StateSMix: Online Lossless Compression via Mamba State Space Models and Sparse N-gram Context Mixing
New lossless compressor uses Mamba SSM and n-gram mixing to beat xz without GPU
StateSMix introduces a novel approach to online lossless compression by coupling a Mamba-style State Space Model (SSM) with sparse n‑gram context mixing and arithmetic coding. The system is fully self-contained: it trains token-by-token on the file being compressed, requiring no pre-trained weights, GPU, or external dependencies. The SSM (with a depth multiplier of 32 and 2 layers, totaling about 120,000 active parameters per file) provides continuously updated probability estimates over BPE tokens. Meanwhile, nine sparse n‑gram hash tables (from bigram to 32‑gram, each with 16 million slots) contribute exact local and long-range pattern memorization through a softmax‑invariant logit‑bias mechanism that updates only non‑zero‑count tokens. An entropy‑adaptive scaling mechanism modulates the n‑gram contribution based on the SSM’s predictive confidence to prevent over‑correction.

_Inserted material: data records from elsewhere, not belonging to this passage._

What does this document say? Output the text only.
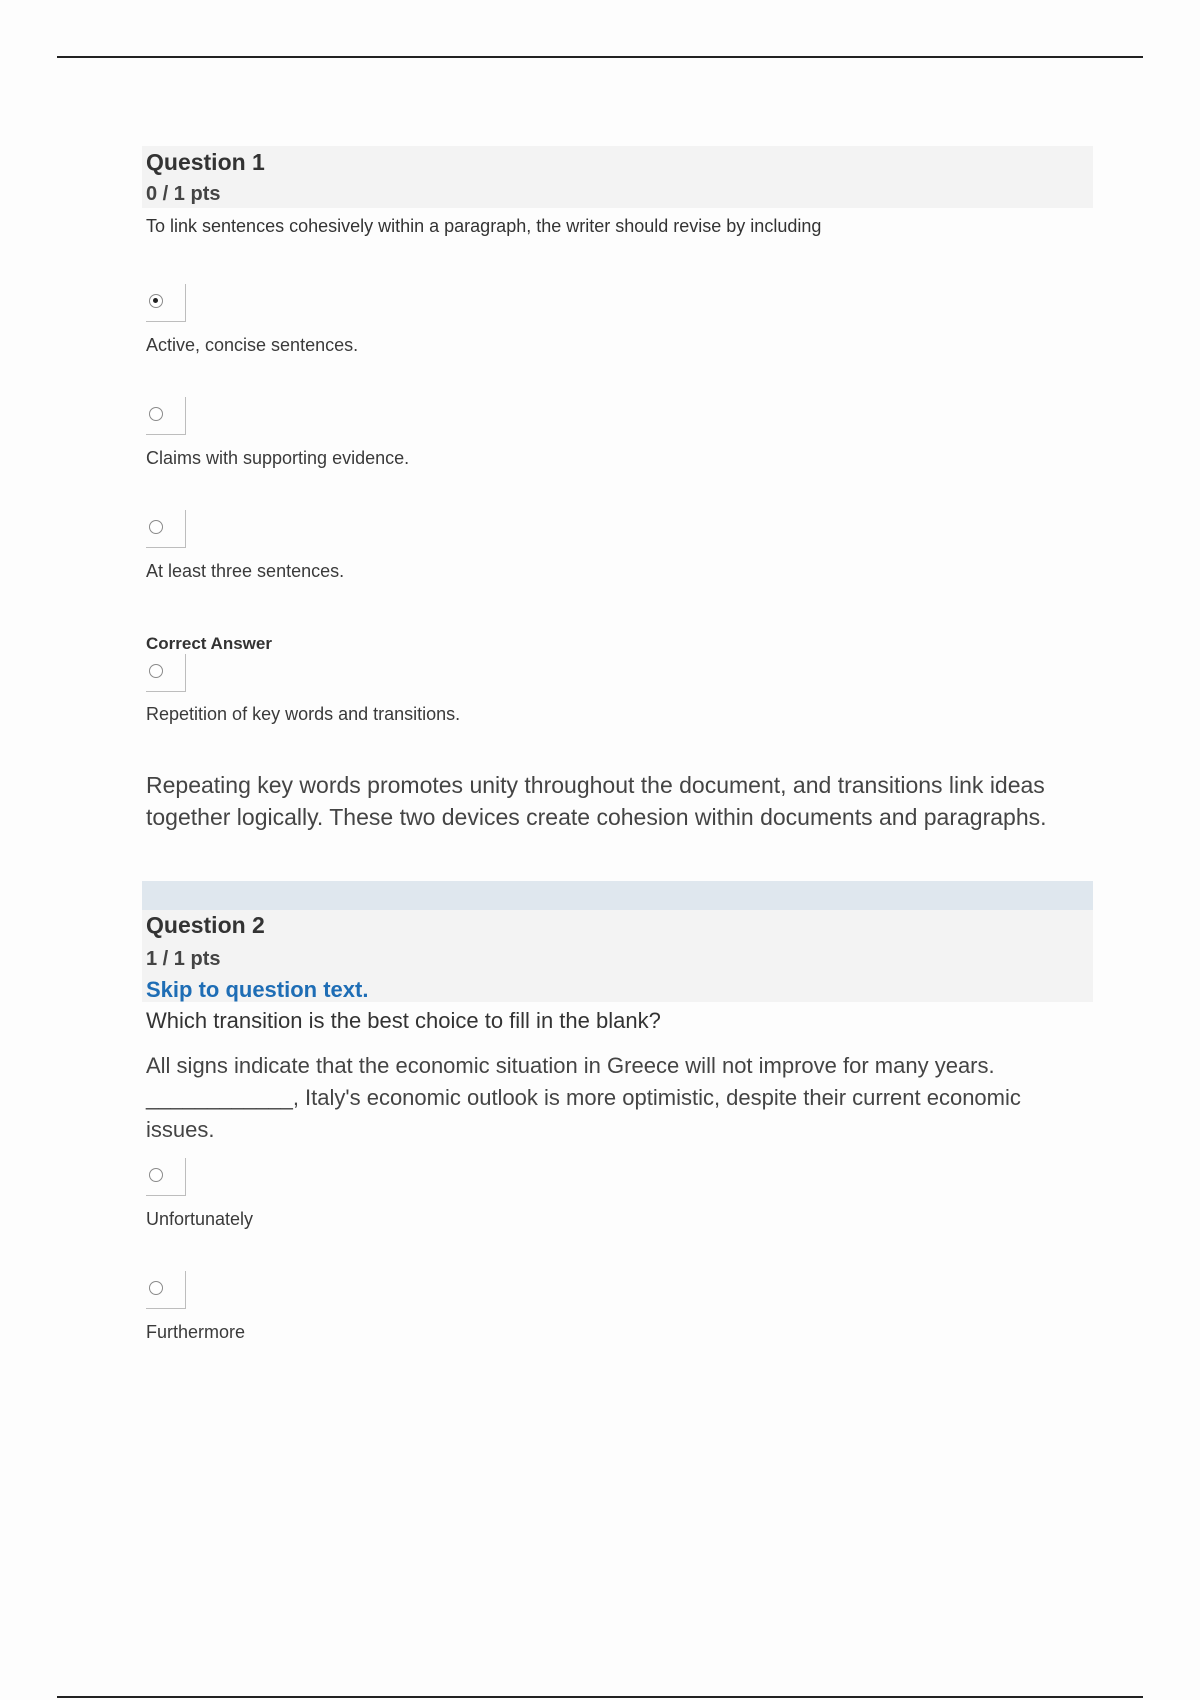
Question 1
0 / 1 pts
To link sentences cohesively within a paragraph, the writer should revise by including
Active, concise sentences.
Claims with supporting evidence.
At least three sentences.
Correct Answer
Repetition of key words and transitions.
Repeating key words promotes unity throughout the document, and transitions link ideas together logically. These two devices create cohesion within documents and paragraphs.
Question 2
1 / 1 pts
Skip to question text.
Which transition is the best choice to fill in the blank?
All signs indicate that the economic situation in Greece will not improve for many years. ____________, Italy's economic outlook is more optimistic, despite their current economic issues.
Unfortunately
Furthermore
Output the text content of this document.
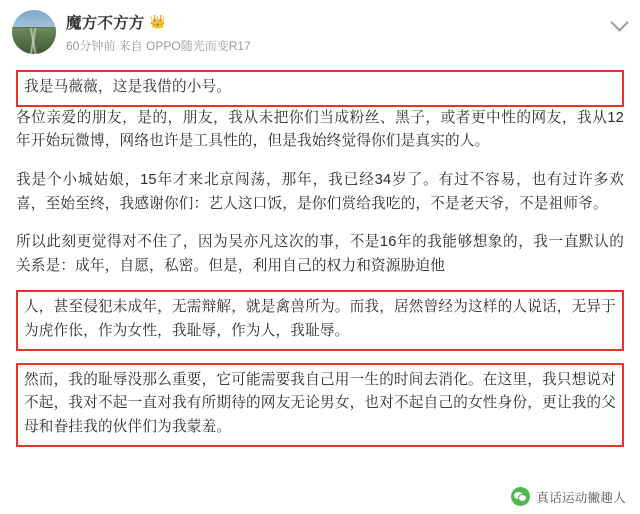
魔方不方方 👑
60分钟前 来自 OPPO随光而变R17

我是马薇薇，这是我借的小号。

各位亲爱的朋友，是的，朋友，我从未把你们当成粉丝、黑子，或者更中性的网友，我从12年开始玩微博，网络也许是工具性的，但是我始终觉得你们是真实的人。

我是个小城姑娘，15年才来北京闯荡，那年，我已经34岁了。有过不容易，也有过许多欢喜，至始至终，我感谢你们：艺人这口饭，是你们赏给我吃的，不是老天爷，不是祖师爷。

所以此刻更觉得对不住了，因为吴亦凡这次的事，不是16年的我能够想象的，我一直默认的关系是：成年，自愿，私密。但是，利用自己的权力和资源胁迫他

人，甚至侵犯未成年，无需辩解，就是禽兽所为。而我，居然曾经为这样的人说话，无异于为虎作伥，作为女性，我耻辱，作为人，我耻辱。

然而，我的耻辱没那么重要，它可能需要我自己用一生的时间去消化。在这里，我只想说对不起，我对不起一直对我有所期待的网友无论男女，也对不起自己的女性身份，更让我的父母和眷挂我的伙伴们为我蒙羞。

真话运动撇趣人
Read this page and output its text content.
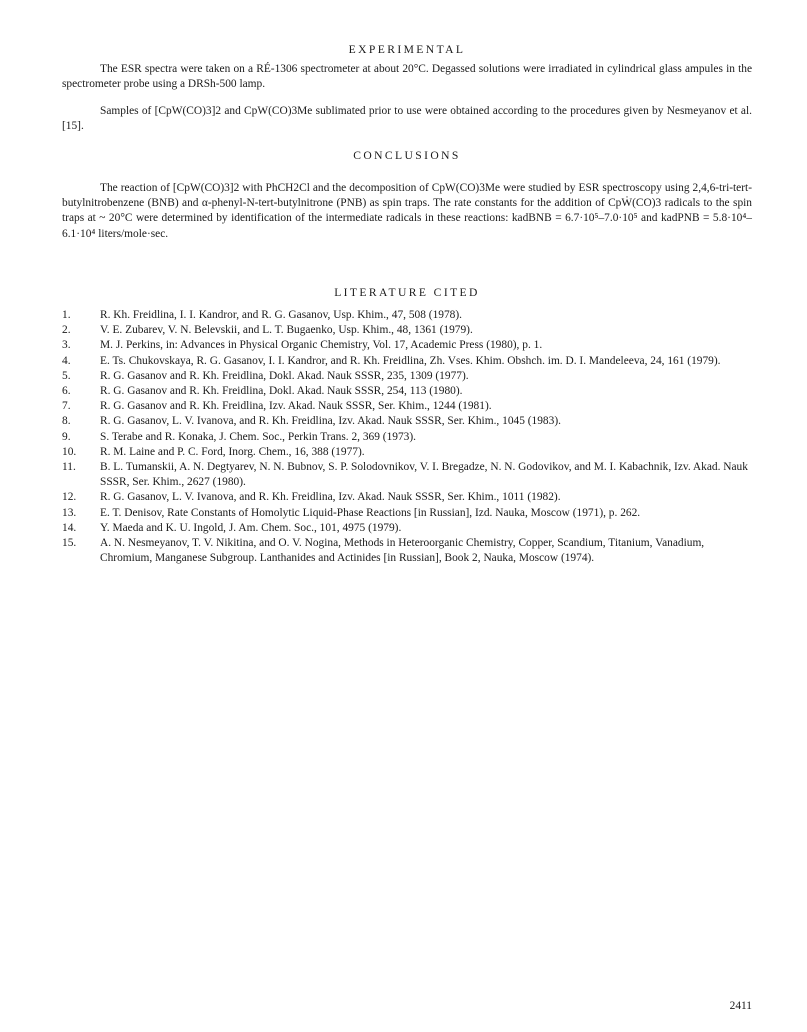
EXPERIMENTAL

The ESR spectra were taken on a RÉ-1306 spectrometer at about 20°C. Degassed solutions were irradiated in cylindrical glass ampules in the spectrometer probe using a DRSh-500 lamp.

Samples of [CpW(CO)3]2 and CpW(CO)3Me sublimated prior to use were obtained according to the procedures given by Nesmeyanov et al. [15].

CONCLUSIONS

The reaction of [CpW(CO)3]2 with PhCH2Cl and the decomposition of CpW(CO)3Me were studied by ESR spectroscopy using 2,4,6-tri-tert-butylnitrobenzene (BNB) and α-phenyl-N-tert-butylnitrone (PNB) as spin traps. The rate constants for the addition of CpẆ(CO)3 radicals to the spin traps at ~ 20°C were determined by identification of the intermediate radicals in these reactions: kadBNB = 6.7·10⁵–7.0·10⁵ and kadPNB = 5.8·10⁴–6.1·10⁴ liters/mole·sec.

LITERATURE CITED
1.	R. Kh. Freidlina, I. I. Kandror, and R. G. Gasanov, Usp. Khim., 47, 508 (1978).
2.	V. E. Zubarev, V. N. Belevskii, and L. T. Bugaenko, Usp. Khim., 48, 1361 (1979).
3.	M. J. Perkins, in: Advances in Physical Organic Chemistry, Vol. 17, Academic Press (1980), p. 1.
4.	E. Ts. Chukovskaya, R. G. Gasanov, I. I. Kandror, and R. Kh. Freidlina, Zh. Vses. Khim. Obshch. im. D. I. Mandeleeva, 24, 161 (1979).
5.	R. G. Gasanov and R. Kh. Freidlina, Dokl. Akad. Nauk SSSR, 235, 1309 (1977).
6.	R. G. Gasanov and R. Kh. Freidlina, Dokl. Akad. Nauk SSSR, 254, 113 (1980).
7.	R. G. Gasanov and R. Kh. Freidlina, Izv. Akad. Nauk SSSR, Ser. Khim., 1244 (1981).
8.	R. G. Gasanov, L. V. Ivanova, and R. Kh. Freidlina, Izv. Akad. Nauk SSSR, Ser. Khim., 1045 (1983).
9.	S. Terabe and R. Konaka, J. Chem. Soc., Perkin Trans. 2, 369 (1973).
10.	R. M. Laine and P. C. Ford, Inorg. Chem., 16, 388 (1977).
11.	B. L. Tumanskii, A. N. Degtyarev, N. N. Bubnov, S. P. Solodovnikov, V. I. Bregadze, N. N. Godovikov, and M. I. Kabachnik, Izv. Akad. Nauk SSSR, Ser. Khim., 2627 (1980).
12.	R. G. Gasanov, L. V. Ivanova, and R. Kh. Freidlina, Izv. Akad. Nauk SSSR, Ser. Khim., 1011 (1982).
13.	E. T. Denisov, Rate Constants of Homolytic Liquid-Phase Reactions [in Russian], Izd. Nauka, Moscow (1971), p. 262.
14.	Y. Maeda and K. U. Ingold, J. Am. Chem. Soc., 101, 4975 (1979).
15.	A. N. Nesmeyanov, T. V. Nikitina, and O. V. Nogina, Methods in Heteroorganic Chemistry, Copper, Scandium, Titanium, Vanadium, Chromium, Manganese Subgroup. Lanthanides and Actinides [in Russian], Book 2, Nauka, Moscow (1974).
2411
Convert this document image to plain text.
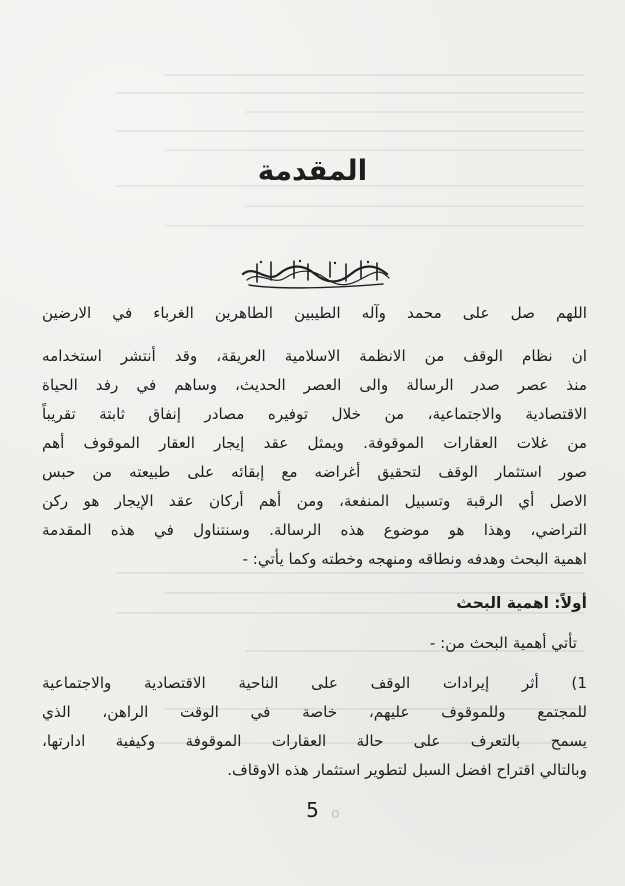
المقدمة
اللهم صل على محمد وآله الطيبين الطاهرين الغرباء في الارضين
ان نظام الوقف من الانظمة الاسلامية العريقة، وقد أنتشر استخدامه
منذ عصر صدر الرسالة والى العصر الحديث، وساهم في رفد الحياة
الاقتصادية والاجتماعية، من خلال توفيره مصادر إنفاق ثابتة تقريباً
من غلات العقارات الموقوفة. ويمثل عقد إيجار العقار الموقوف أهم
صور استثمار الوقف لتحقيق أغراضه مع إبقائه على طبيعته من حبس
الاصل أي الرقبة وتسبيل المنفعة، ومن أهم أركان عقد الإيجار هو ركن
التراضي، وهذا هو موضوع هذه الرسالة. وسنتناول في هذه المقدمة
اهمية البحث وهدفه ونطاقه ومنهجه وخطته وكما يأتي: -
أولاً: اهمية البحث
تأتي أهمية البحث من: -
1) أثر إيرادات الوقف على الناحية الاقتصادية والاجتماعية
للمجتمع وللموقوف عليهم، خاصة في الوقت الراهن، الذي
يسمح بالتعرف على حالة العقارات الموقوفة وكيفية ادارتها،
وبالتالي اقتراح افضل السبل لتطوير استثمار هذه الاوقاف.
5 o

On the standard enwik8 benchmark, StateSMix achieves 2.123 bits per byte (bpb) on 1 MB, 2.149 bpb on 3 MB, and 2.162 bpb on 10 MB, outperforming xz -9e (LZMA2) by 8.7%, 5.4%, and 0.7% respectively. Ablation experiments show the SSM alone reduces size by 46.6% over a frequency‑count baseline and beats xz without any n‑gram component, while the n‑gram tables add a complementary 4.1% gain through exact context memorization. The implementation is in pure C with AVX2 SIMD, and OpenMP parallelization yields a 1.9× speedup on 4 cores, processing approximately 2,000 tokens per second on commodity x86‑64 hardware.
- StateSMix combines an online‑trained Mamba SSM (120K parameters) with sparse n‑gram hash tables and arithmetic coding to achieve lossless compression without GPUs or pre‑trained weights.
- On enwik8, it beats xz -9e by up to 8.7% (1 MB) and 5.4% (3 MB); the SSM alone accounts for 46.6% size reduction over baseline.
- Pure C implementation with AVX2 SIMD runs at ~2,000 tokens/second on CPU; OpenMP parallelization provides 1.9× speedup on 4 cores.
Why It Matters
StateSMix shows modern SSMs can outperform traditional compression algorithms on CPU, offering a practical path to better file compression without specialized hardware.